Sturgeon get special treatment at Black Lake

1/18/2013
BY MATT MARKEY
BLADE OUTDOORS EDITOR

A unique fishing season will open on Michigan’s Black Lake on Feb. 2. What makes it so unusual?

■ The fish being pursued have ancestors that date to about 130 million years ago.

■ The season will likely be over in just a few hours.

■ The fish are not actually caught, but instead speared.

■ All of the fishing occurs through the ice.

■ Some of the fisherman use decoys to try to lure the fish near holes in the ice.

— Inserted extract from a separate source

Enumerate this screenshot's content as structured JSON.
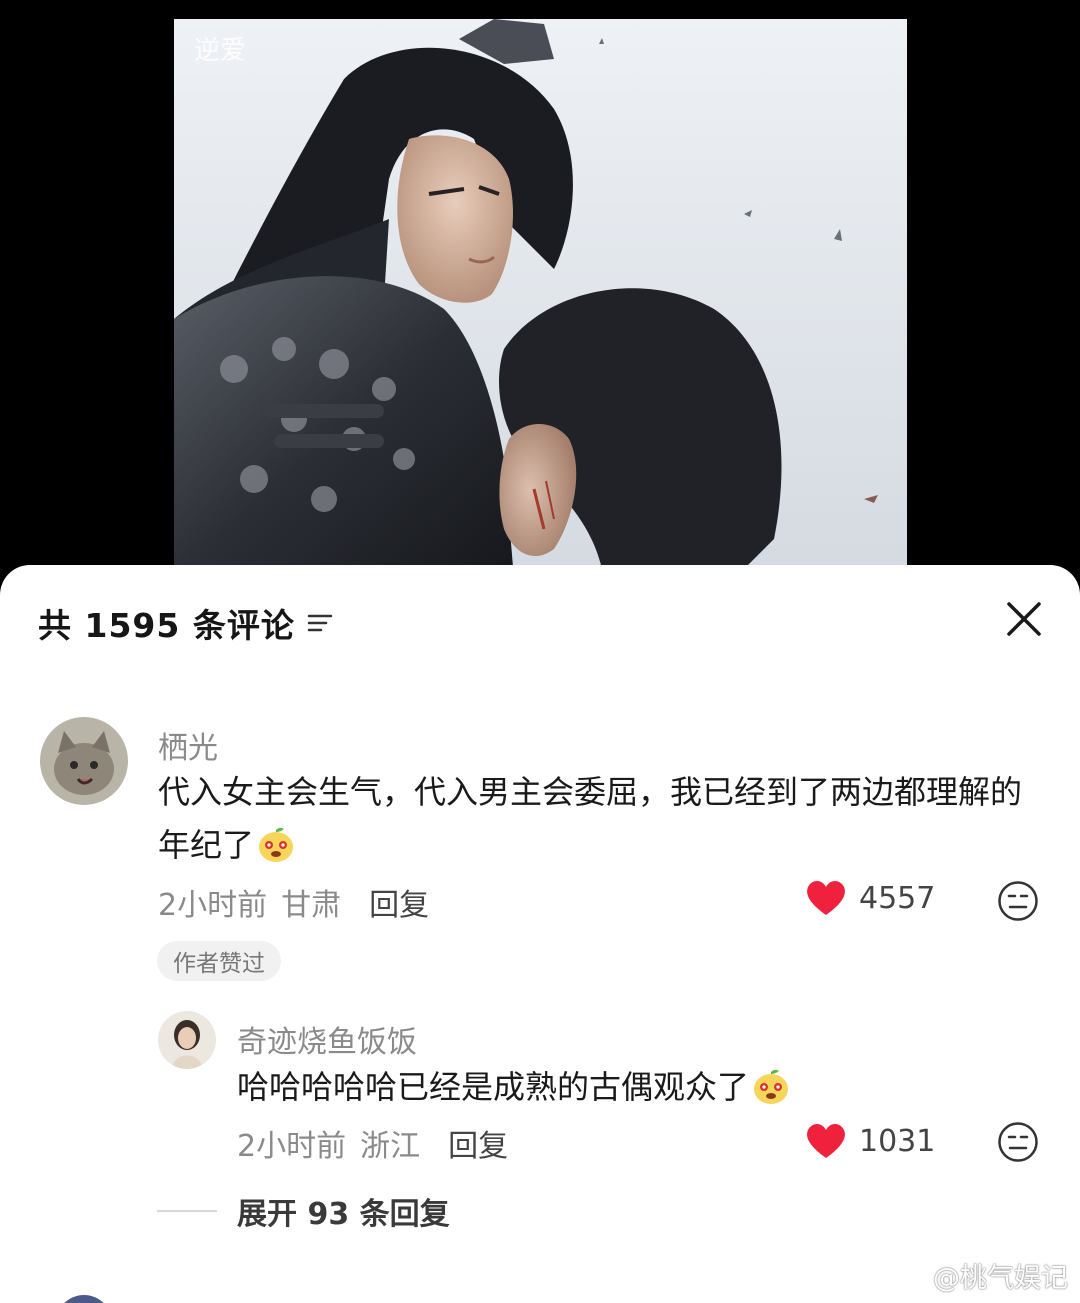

Black Lake, near Cheboygan in the upper reaches of Michigan’s Lower Peninsula, has a resident population of lake sturgeon. The sturgeon is a primitive fish that seemingly decided long ago to sit out a few rounds of the evolutionary process.

It has a hide with very few scales, and is covered to a degree with bony plates. Its skeleton is made up mostly of cartilage, and its toothless mouth is set back on the underside of its head. Barbels hang below its mouth to help the sturgeon locate its food, which is primarily small fish, snails, crayfish, and larvae.

Sturgeon, which are also present in very small numbers in Lake Erie, can live to be more than 100 years old. The females do not have the ability to reproduce until they are about 20 years old, and then spawn only every three to seven years. Males are mature at about 15 years of age.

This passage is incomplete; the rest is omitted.